News Room - Steel Industry

Posted on 07 Oct 2024

Chinese uptick fires up East Asian scrap markets

East Asian scrap import markets are awaiting China’s return from the Golden Week holiday, Kallanish notes. Supplier are withdrawing offers and regional traders are bracing for prices to hike further in tandem with the Turkish scrap market.

“It is more likely that the Taiwan scrap market will go up,” a Taipei scrap trader says. The Taiwanese scrap market bottomed out in the past week. The trader says he is seeing fewer offers for US container scrap and Japanese bulk scrap. International scrap markets such as Turkey are reacting positively to the roll-out of the Chinese government stimulus package, he notes.

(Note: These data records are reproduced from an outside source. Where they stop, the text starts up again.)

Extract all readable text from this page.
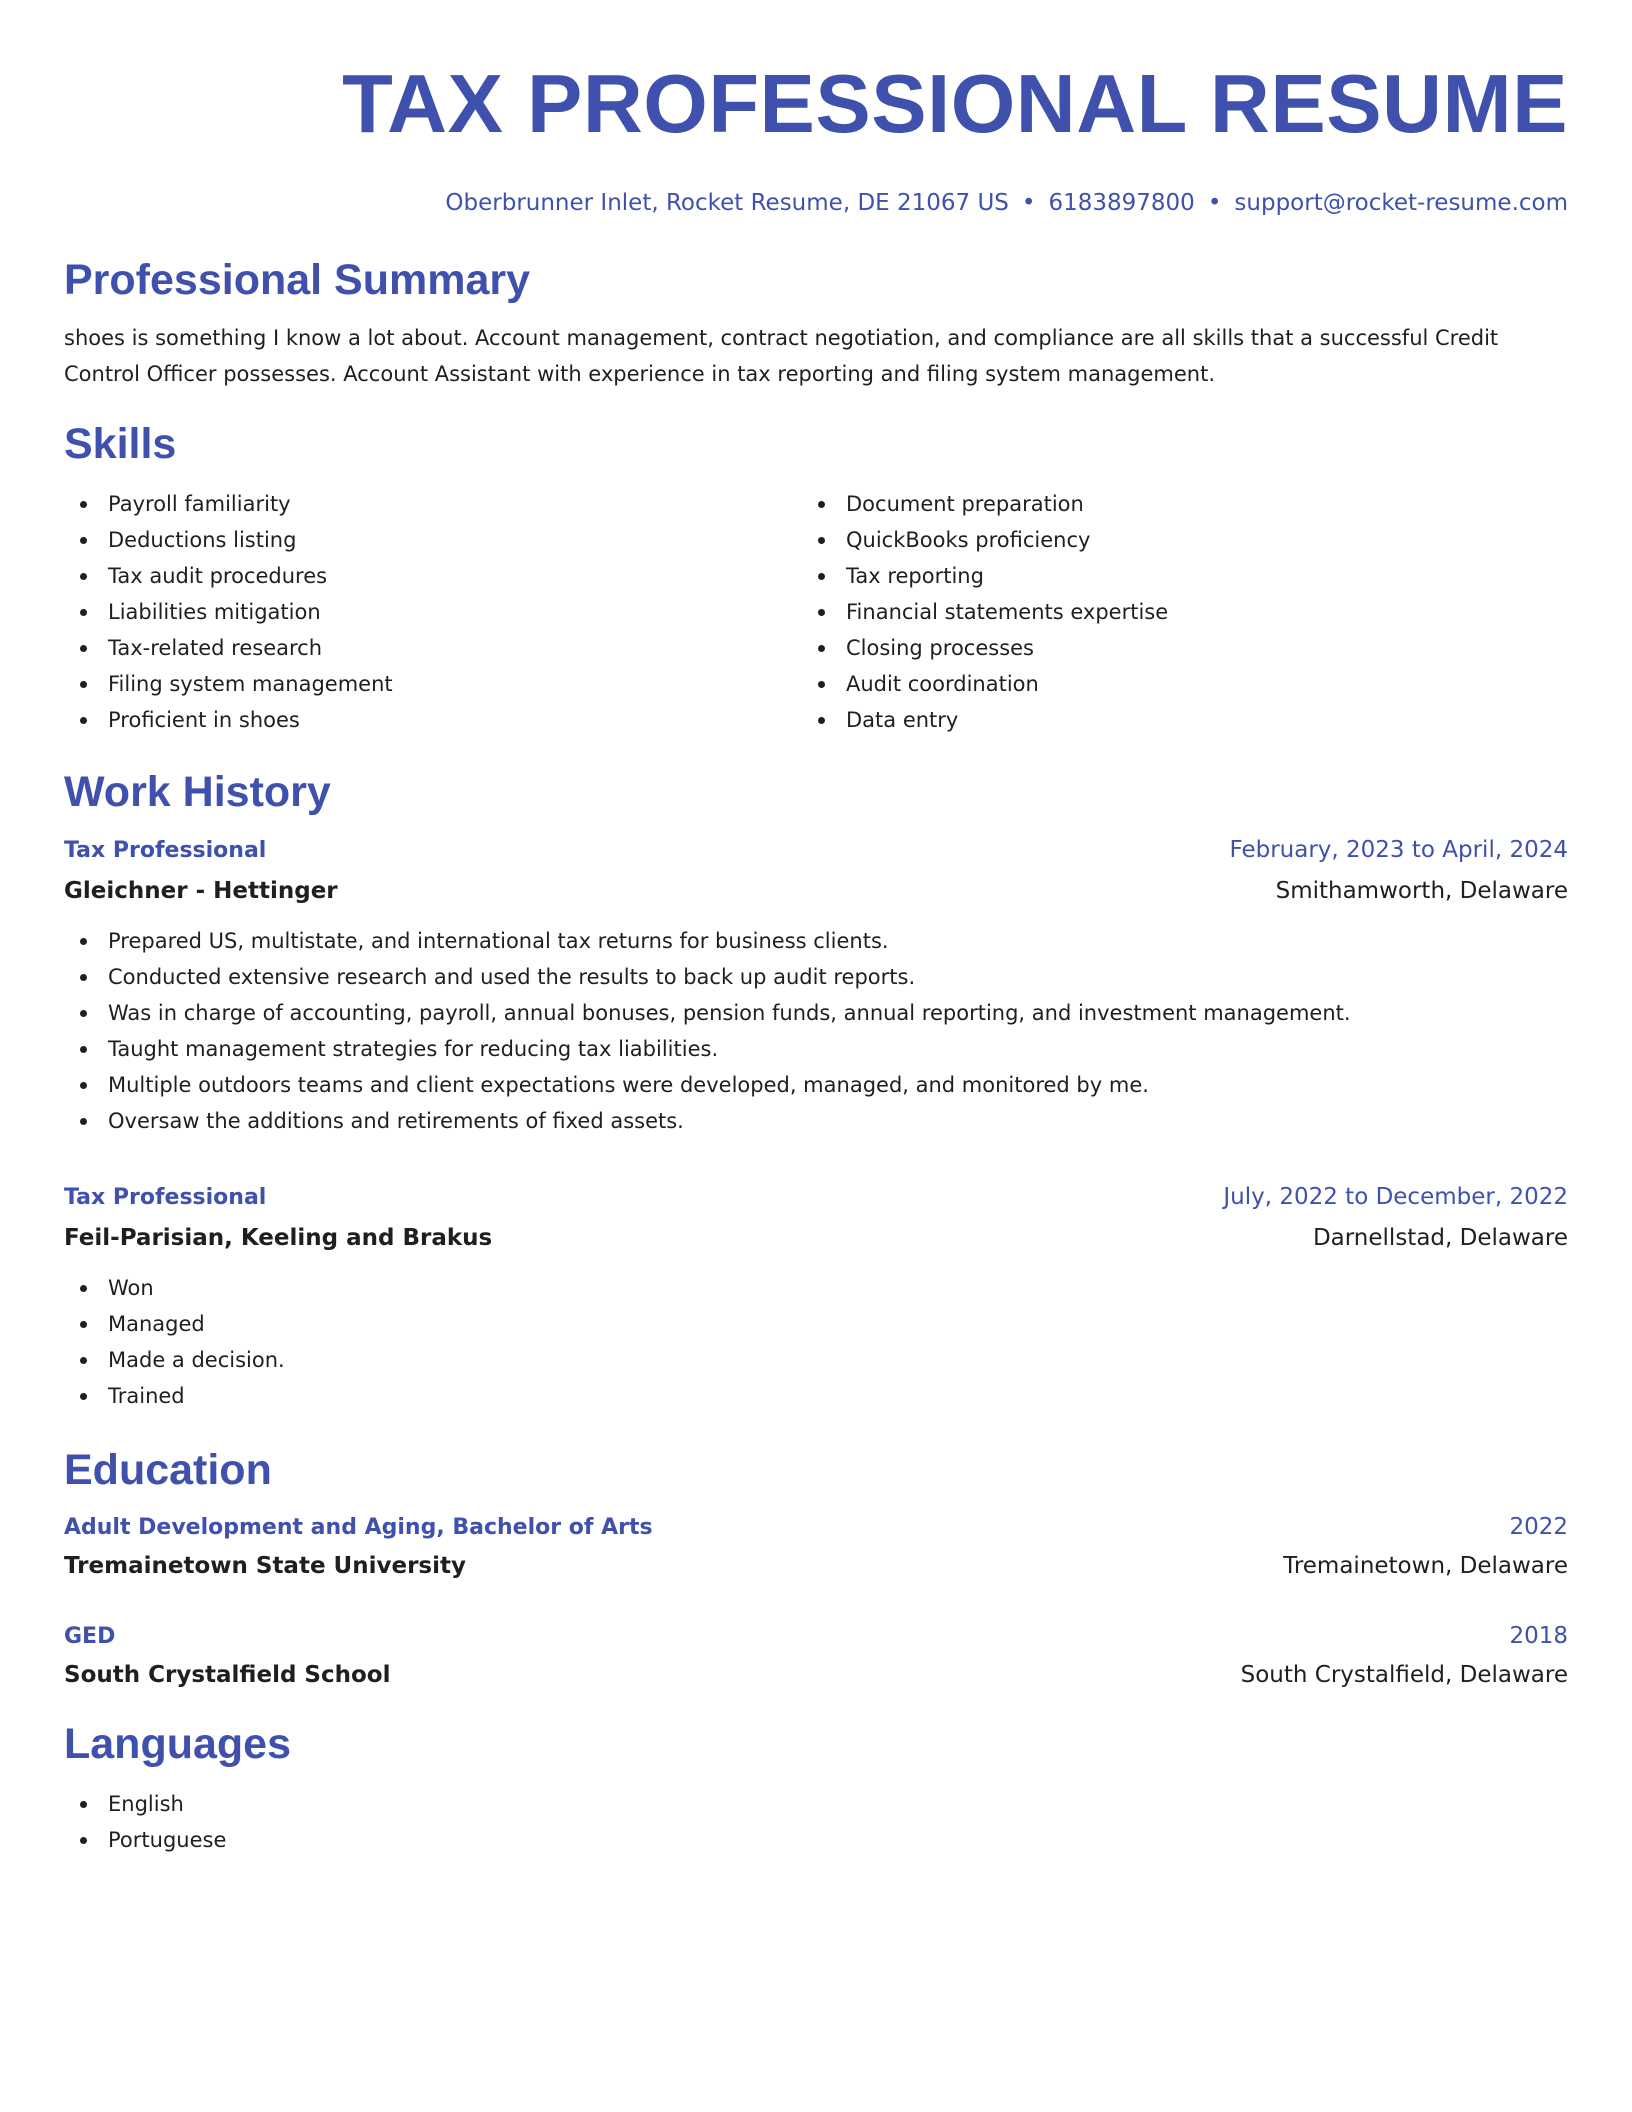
TAX PROFESSIONAL RESUME
Oberbrunner Inlet, Rocket Resume, DE 21067 US • 6183897800 • support@rocket-resume.com
Professional Summary
shoes is something I know a lot about. Account management, contract negotiation, and compliance are all skills that a successful Credit Control Officer possesses. Account Assistant with experience in tax reporting and filing system management.
Skills
Payroll familiarity
Deductions listing
Tax audit procedures
Liabilities mitigation
Tax-related research
Filing system management
Proficient in shoes
Document preparation
QuickBooks proficiency
Tax reporting
Financial statements expertise
Closing processes
Audit coordination
Data entry
Work History
Tax Professional	February, 2023 to April, 2024
Gleichner - Hettinger	Smithamworth, Delaware
Prepared US, multistate, and international tax returns for business clients.
Conducted extensive research and used the results to back up audit reports.
Was in charge of accounting, payroll, annual bonuses, pension funds, annual reporting, and investment management.
Taught management strategies for reducing tax liabilities.
Multiple outdoors teams and client expectations were developed, managed, and monitored by me.
Oversaw the additions and retirements of fixed assets.
Tax Professional	July, 2022 to December, 2022
Feil-Parisian, Keeling and Brakus	Darnellstad, Delaware
Won
Managed
Made a decision.
Trained
Education
Adult Development and Aging, Bachelor of Arts	2022
Tremainetown State University	Tremainetown, Delaware
GED	2018
South Crystalfield School	South Crystalfield, Delaware
Languages
English
Portuguese
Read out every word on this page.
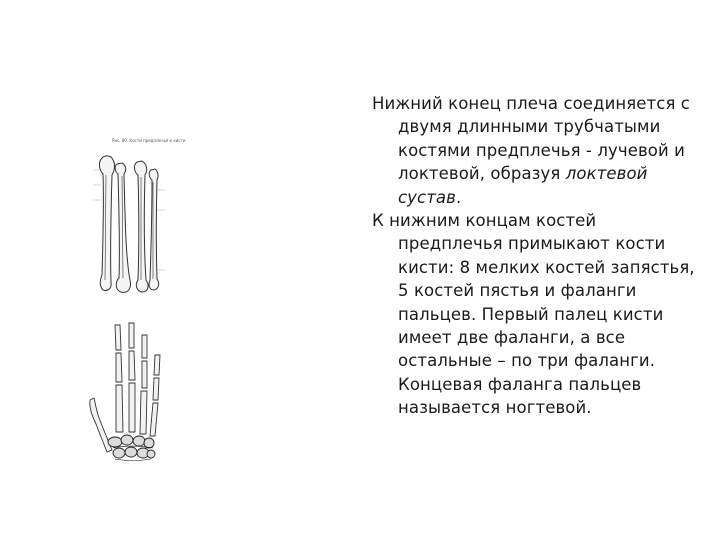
Рис. 80. Кости предплечья и кисти

Нижний конец плеча соединяется с двумя длинными трубчатыми костями предплечья - лучевой и локтевой, образуя локтевой сустав.

К нижним концам костей предплечья примыкают кости кисти: 8 мелких костей запястья, 5 костей пястья и фаланги пальцев. Первый палец кисти имеет две фаланги, а все остальные – по три фаланги. Концевая фаланга пальцев называется ногтевой.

However, some others think that weak finished steel demand will hold back scrap price increases. Although offers for container scrap have fallen, scrap values will remain flat, another Taiwanese trader notes. “Finished steel product prices cannot go up,” he explains.

In Vietnam, offers for Japanese H2 grade scrap have risen to $330-340/t cfr, up from $325-330/t cfr during the week through 27 September. There were no H2 scrap deals for the past two weeks, a trader says.

A mill manager in Vietnam is unsure if buyers will now accept $330/t cfr. "Most buyers are waiting for China to return from holiday," he observes. “Construction steel prices in Vietnam haven’t increased yet.” But he believes that $320/t cfr "should have been workable" during the 27 September week.

Bulk HMS 1/2 80:20 from the US West Coast is currently offered to Vietnam at around $370/t cfr. Bulk US scrap recently bottomed at about $350-355/t cfr. Offers for Hong Kong HMS 1&2 50:50 scrap are prevailing at $335-345/t cfr Vietnam.